There’s also the argument that the EU isn’t technically a sovereign because it isn’t an independent government with tax-raising powers. Mark Dowding at RBC BlueBay Asset Management is among those who say EU bonds “don’t pass the smell test” when it comes to a conceptual definition of a sovereign, though he says that’s unlikely to prevent them entering sovereign indexes.
There are other reasons why designating the EU as a sovereign is favored by all sides. A sizeable bond market can boost the euro as a reserve currency, and improve confidence in the resilience of the European project. The EU’s pool of bonds is already the fifth largest in the region and is expected to swell to almost €1 trillion by 2026.
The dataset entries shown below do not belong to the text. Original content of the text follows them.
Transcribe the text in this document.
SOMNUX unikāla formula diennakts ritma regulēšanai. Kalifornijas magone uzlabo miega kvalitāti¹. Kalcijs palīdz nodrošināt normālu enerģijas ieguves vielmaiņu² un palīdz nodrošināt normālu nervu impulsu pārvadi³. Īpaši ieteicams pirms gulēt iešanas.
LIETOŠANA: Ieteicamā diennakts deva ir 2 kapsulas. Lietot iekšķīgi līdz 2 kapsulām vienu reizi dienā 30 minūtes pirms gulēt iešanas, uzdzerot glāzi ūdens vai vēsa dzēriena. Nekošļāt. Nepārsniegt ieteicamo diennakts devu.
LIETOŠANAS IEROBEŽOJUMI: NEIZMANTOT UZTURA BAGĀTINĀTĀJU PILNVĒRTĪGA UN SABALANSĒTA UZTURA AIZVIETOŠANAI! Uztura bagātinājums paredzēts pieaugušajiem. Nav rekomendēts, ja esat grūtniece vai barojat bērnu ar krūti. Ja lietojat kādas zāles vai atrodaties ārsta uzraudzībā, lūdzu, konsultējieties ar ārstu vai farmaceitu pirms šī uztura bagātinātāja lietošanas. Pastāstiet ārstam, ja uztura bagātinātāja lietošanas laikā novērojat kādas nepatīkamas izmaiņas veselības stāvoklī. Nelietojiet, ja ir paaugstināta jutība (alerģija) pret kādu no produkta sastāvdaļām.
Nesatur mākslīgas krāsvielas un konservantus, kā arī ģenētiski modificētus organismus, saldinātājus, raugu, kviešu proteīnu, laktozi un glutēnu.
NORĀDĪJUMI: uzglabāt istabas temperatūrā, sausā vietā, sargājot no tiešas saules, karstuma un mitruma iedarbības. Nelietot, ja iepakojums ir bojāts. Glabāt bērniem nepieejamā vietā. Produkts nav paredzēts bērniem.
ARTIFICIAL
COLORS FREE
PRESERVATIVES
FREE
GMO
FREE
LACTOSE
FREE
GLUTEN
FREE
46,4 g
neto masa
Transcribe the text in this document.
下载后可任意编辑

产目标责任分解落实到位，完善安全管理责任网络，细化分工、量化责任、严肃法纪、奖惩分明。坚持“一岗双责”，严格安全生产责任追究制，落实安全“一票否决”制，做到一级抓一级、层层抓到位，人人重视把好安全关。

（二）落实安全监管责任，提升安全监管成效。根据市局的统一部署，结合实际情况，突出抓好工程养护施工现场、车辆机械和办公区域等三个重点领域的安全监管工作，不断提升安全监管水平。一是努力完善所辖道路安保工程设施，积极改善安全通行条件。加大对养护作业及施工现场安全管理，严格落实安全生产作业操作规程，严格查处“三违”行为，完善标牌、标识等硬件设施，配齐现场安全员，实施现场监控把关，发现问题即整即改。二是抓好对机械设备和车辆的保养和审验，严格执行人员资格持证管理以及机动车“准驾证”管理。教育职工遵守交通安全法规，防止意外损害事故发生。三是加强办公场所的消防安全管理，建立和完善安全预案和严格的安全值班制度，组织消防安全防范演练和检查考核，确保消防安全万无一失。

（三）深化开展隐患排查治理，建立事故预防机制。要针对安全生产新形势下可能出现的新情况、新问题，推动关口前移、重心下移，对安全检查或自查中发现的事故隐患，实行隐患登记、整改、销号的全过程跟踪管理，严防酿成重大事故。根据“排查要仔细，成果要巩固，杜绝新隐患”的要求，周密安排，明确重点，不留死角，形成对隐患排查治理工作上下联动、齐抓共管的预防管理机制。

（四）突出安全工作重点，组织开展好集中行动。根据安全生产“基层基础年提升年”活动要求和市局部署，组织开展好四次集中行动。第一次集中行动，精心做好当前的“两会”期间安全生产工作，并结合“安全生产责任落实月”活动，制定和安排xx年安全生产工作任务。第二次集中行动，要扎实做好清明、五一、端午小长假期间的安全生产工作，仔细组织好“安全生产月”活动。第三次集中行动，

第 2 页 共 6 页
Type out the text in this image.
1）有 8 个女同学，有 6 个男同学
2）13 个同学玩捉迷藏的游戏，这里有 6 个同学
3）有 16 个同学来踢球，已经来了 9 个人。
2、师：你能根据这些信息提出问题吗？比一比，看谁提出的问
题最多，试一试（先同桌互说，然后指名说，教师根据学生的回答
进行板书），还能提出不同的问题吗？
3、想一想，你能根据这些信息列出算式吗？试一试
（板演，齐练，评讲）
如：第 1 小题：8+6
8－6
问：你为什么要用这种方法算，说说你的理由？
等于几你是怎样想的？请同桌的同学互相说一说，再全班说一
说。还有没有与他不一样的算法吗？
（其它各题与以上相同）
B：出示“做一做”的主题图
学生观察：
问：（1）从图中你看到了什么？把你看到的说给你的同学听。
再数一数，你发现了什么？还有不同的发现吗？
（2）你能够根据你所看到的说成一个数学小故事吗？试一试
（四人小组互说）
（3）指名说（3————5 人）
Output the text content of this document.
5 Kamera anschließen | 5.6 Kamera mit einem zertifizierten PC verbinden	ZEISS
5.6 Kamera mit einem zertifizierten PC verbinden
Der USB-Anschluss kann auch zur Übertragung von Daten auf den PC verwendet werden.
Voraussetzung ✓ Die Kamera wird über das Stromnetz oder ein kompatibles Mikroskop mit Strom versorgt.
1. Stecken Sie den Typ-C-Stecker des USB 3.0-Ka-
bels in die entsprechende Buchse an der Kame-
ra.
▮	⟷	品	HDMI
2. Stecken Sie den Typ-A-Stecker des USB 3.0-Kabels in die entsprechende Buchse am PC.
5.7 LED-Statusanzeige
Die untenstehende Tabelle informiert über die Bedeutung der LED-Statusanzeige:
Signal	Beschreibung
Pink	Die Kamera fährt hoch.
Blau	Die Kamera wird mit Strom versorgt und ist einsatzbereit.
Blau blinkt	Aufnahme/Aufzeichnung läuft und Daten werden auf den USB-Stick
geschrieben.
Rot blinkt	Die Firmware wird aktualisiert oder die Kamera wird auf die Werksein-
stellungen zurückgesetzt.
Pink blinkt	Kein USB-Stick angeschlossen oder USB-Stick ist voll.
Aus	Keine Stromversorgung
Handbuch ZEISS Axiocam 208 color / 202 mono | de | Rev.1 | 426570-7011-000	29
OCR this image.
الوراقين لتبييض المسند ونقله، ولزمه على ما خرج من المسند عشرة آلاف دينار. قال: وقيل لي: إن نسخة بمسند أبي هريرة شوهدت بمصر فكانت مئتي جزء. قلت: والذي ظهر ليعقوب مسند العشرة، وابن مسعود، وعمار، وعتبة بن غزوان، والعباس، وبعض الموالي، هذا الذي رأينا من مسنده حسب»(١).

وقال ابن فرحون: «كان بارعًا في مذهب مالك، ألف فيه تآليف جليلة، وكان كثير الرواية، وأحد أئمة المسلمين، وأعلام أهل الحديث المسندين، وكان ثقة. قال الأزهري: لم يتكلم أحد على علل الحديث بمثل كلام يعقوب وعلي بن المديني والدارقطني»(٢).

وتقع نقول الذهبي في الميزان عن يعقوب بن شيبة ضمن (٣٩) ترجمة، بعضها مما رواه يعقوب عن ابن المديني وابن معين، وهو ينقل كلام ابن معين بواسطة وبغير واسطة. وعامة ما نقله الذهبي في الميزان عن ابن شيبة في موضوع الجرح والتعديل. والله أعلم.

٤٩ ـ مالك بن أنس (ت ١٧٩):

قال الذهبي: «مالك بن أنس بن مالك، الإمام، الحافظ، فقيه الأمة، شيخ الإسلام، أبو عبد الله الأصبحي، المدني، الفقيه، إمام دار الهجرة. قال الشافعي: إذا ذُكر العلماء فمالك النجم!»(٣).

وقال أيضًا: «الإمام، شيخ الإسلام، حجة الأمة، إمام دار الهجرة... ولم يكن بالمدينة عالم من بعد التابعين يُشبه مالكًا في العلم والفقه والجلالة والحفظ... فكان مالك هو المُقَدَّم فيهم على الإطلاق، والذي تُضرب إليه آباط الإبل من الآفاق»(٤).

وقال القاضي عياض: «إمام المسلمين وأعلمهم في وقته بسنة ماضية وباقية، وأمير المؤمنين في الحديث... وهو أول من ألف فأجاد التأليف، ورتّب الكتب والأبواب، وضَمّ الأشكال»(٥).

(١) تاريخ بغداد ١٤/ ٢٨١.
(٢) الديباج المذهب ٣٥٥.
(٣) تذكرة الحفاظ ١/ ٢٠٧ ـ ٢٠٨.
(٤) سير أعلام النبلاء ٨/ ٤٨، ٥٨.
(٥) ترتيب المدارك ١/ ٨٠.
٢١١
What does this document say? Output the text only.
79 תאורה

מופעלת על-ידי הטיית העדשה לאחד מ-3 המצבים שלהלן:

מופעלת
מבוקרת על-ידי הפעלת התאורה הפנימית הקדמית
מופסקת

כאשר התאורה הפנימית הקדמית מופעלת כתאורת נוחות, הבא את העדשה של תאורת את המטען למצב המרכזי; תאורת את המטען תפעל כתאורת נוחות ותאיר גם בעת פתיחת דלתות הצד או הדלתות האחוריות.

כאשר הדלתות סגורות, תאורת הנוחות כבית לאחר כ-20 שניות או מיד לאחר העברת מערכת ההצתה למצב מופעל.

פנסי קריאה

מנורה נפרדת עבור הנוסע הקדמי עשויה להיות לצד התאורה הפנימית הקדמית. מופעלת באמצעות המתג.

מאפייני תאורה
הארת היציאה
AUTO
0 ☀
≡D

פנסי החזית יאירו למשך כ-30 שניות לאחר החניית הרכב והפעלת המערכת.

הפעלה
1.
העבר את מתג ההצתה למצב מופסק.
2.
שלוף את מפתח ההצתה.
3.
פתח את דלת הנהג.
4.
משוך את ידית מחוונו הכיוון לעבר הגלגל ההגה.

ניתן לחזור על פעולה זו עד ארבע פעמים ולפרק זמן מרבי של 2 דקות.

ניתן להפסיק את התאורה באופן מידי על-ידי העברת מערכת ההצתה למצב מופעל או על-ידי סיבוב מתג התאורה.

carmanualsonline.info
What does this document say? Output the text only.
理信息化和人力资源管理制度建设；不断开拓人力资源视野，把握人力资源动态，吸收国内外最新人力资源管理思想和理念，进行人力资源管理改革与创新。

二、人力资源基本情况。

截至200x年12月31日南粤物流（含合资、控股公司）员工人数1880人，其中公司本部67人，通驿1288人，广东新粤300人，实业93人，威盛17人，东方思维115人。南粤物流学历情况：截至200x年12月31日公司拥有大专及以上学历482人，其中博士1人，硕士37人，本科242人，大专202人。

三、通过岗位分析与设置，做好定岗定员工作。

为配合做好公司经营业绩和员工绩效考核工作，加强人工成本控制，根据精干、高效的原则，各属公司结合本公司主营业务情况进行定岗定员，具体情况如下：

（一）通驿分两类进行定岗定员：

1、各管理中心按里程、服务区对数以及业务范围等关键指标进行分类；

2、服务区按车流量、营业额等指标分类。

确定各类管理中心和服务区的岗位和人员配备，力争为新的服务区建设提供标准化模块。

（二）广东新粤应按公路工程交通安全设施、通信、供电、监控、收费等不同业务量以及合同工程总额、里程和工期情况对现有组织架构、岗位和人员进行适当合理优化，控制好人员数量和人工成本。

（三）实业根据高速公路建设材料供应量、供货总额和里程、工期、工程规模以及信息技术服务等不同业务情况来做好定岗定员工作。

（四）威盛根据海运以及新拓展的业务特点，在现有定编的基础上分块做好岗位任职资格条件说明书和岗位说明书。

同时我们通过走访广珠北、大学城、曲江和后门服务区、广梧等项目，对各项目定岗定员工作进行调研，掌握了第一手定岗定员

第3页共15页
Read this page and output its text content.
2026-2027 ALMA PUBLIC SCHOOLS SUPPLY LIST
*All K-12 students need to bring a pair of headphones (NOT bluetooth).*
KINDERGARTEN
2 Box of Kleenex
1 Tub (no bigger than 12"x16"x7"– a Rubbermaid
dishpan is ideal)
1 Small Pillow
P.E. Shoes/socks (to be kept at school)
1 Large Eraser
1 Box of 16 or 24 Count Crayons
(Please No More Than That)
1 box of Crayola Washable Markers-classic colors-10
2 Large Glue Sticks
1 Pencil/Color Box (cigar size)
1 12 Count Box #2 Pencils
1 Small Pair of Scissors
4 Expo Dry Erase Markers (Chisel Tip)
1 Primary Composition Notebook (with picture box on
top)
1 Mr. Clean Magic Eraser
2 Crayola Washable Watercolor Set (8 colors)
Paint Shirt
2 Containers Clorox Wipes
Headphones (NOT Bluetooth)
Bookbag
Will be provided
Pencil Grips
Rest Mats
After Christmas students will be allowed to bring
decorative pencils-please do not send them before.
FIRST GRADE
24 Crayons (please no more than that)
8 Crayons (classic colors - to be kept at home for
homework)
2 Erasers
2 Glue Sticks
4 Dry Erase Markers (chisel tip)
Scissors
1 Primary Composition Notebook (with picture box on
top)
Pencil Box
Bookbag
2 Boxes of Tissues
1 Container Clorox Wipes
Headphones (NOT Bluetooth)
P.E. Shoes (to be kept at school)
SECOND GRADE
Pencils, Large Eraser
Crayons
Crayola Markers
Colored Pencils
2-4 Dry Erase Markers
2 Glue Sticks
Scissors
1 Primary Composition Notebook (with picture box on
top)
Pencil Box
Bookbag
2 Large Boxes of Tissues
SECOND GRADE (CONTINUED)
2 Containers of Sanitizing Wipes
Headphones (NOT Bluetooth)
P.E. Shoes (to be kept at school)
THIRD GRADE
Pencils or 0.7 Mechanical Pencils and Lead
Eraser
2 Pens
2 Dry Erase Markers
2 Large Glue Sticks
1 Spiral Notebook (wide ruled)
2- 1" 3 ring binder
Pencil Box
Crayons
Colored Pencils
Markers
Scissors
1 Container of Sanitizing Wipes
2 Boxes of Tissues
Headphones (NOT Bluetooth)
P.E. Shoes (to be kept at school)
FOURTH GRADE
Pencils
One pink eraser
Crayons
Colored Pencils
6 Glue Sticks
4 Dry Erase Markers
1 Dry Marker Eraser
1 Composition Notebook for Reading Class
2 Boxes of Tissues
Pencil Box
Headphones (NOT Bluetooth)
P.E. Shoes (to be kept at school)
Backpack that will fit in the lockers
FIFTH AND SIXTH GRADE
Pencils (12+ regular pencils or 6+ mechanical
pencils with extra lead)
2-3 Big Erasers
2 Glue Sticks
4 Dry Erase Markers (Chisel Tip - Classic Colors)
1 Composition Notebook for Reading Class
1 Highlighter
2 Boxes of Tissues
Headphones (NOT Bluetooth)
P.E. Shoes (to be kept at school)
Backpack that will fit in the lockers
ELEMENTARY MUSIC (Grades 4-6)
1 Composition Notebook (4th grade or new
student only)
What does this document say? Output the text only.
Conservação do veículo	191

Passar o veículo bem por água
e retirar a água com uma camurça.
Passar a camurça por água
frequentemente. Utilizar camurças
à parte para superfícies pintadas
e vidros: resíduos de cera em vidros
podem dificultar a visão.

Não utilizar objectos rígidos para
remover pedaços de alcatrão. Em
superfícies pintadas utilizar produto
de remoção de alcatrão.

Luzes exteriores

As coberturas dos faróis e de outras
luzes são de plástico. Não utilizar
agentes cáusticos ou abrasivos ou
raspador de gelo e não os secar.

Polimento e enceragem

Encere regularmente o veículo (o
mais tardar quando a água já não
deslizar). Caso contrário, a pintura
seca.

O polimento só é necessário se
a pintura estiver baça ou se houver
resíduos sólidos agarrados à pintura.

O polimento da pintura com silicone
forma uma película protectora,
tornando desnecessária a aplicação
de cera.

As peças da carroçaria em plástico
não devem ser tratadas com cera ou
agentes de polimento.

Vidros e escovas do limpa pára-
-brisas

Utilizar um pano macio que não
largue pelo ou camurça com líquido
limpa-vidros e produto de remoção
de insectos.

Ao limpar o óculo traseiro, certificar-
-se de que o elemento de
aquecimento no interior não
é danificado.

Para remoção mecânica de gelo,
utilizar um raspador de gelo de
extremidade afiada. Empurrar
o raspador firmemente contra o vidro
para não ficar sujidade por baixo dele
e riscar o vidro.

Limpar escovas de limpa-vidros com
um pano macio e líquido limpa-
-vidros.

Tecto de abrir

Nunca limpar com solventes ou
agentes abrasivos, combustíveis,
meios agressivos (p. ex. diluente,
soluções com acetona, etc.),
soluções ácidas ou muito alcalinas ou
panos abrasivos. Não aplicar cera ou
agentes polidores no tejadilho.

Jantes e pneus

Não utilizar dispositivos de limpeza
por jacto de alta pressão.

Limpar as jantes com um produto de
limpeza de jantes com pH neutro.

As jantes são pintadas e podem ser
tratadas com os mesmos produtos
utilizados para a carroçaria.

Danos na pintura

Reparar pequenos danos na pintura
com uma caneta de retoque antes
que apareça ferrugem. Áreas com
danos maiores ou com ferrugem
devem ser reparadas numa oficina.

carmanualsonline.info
Investors, meanwhile, would welcome more AAA-rated sovereign paper, which is scarce after last year’s US credit downgrade. Barings portfolio manager Brian Mangwiro thinks reclassification will at a stroke resolve Europe’s regular shortages of safe securities used as collateral to obtain cash.
While the European Central Bank does accept EU debt as collateral, they are not widely used because clearing houses apply a far larger “haircut” than on bonds from similar or even lower-rated sovereigns. Bringing EU bonds into the fold as collateral will drive down their yields even further, Mangwiro predicts.
“We are already long and we don’t plan to lighten up,” he said.